Misaligned systems are more likely to be created by stars that collapsed into black holes separately, then became gravitationally entangled once they were already in black hole form, explaining their mismatched spin characteristics. Either way, this information is encoded in the waves that have been—and will continue to be—captured by LIGO, and future gravitational wave detectors.

Read More: This Composer Made Music Out of Gravitational Waves

"What we see in gravitational waves is stretching and squeezing," Farr said. "That's what the interferometers [at LIGO] measure. But that correlates with the orbit of the system. Twice per orbit, there's a stretch and a squeeze, so we trace those stretches and squeezes and use them to map out the orbits."

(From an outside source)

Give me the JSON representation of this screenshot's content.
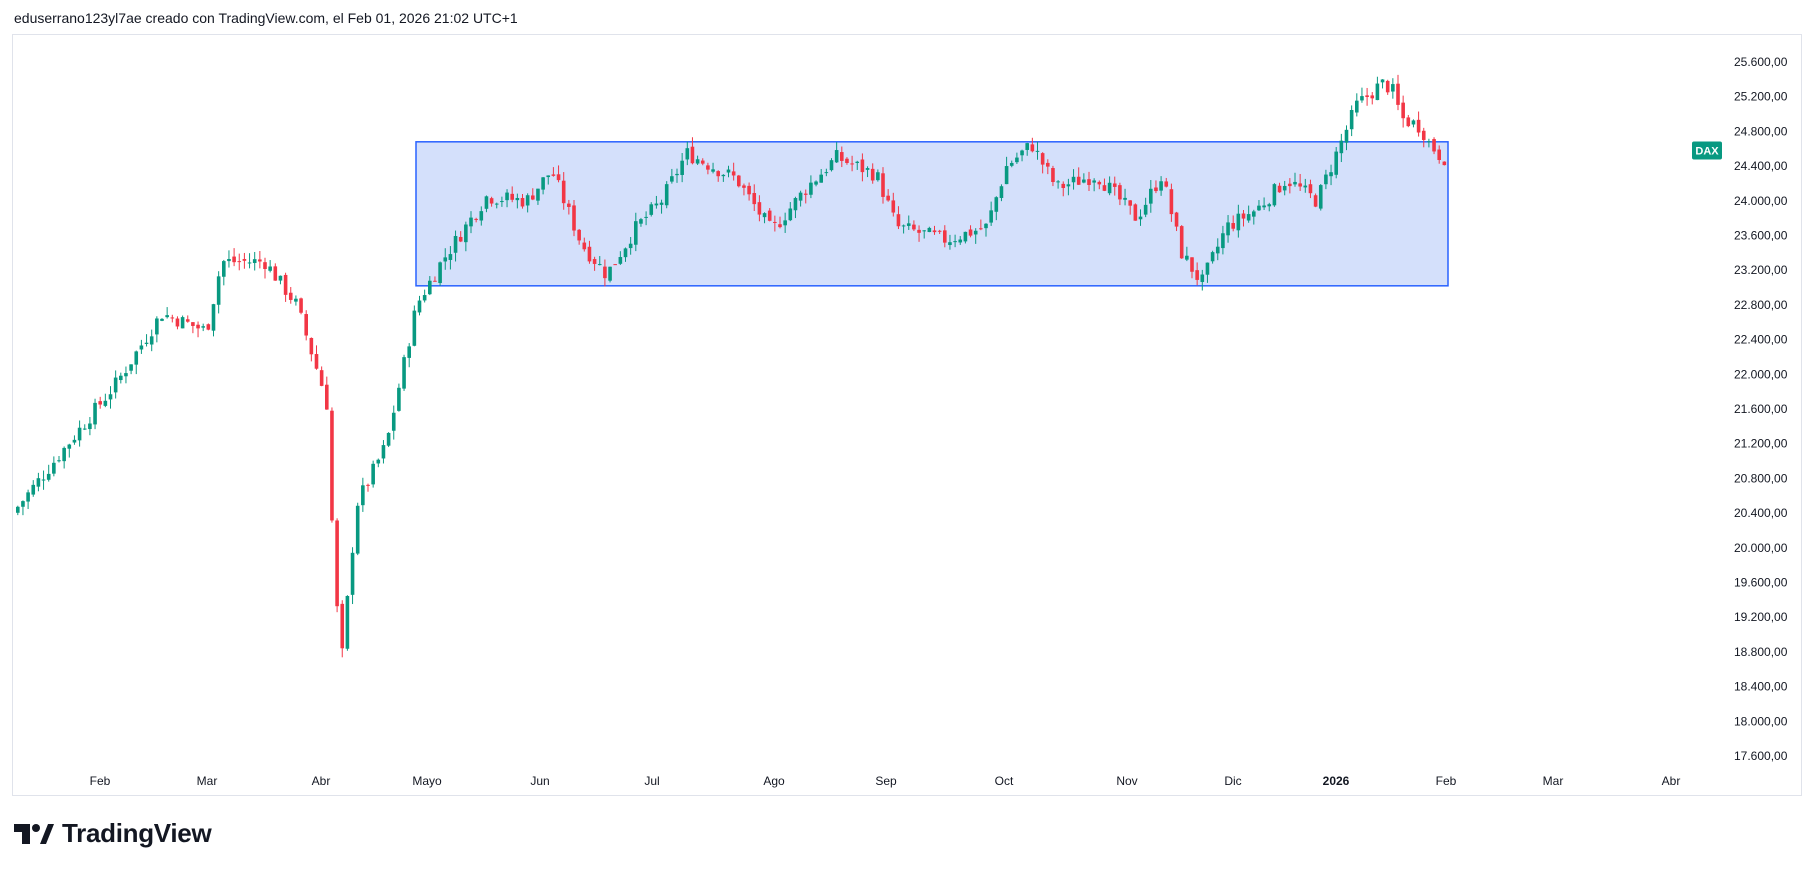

Farr's team discovered that all four waves appear to have been created by the misaligned variety of binary system, suggesting that might be the dominant merging process. But the team warns that such a small sample size can't be used to make conclusive statements about these extraordinary events just yet, though it does foreshadow the wealth of information to come.

"I think this result is really exciting," Farr told me. "I also think in a decade we'll look back on it and we'll go—'wow, we were naive.' We have four detections. There's going to be tens, maybe hundreds more, in years [to come]. It's just going to explode."

"We try to appear stoic," he said. "You don't write a paper saying: This is awesome! But we kind of have that feeling. It's definitely a frontier."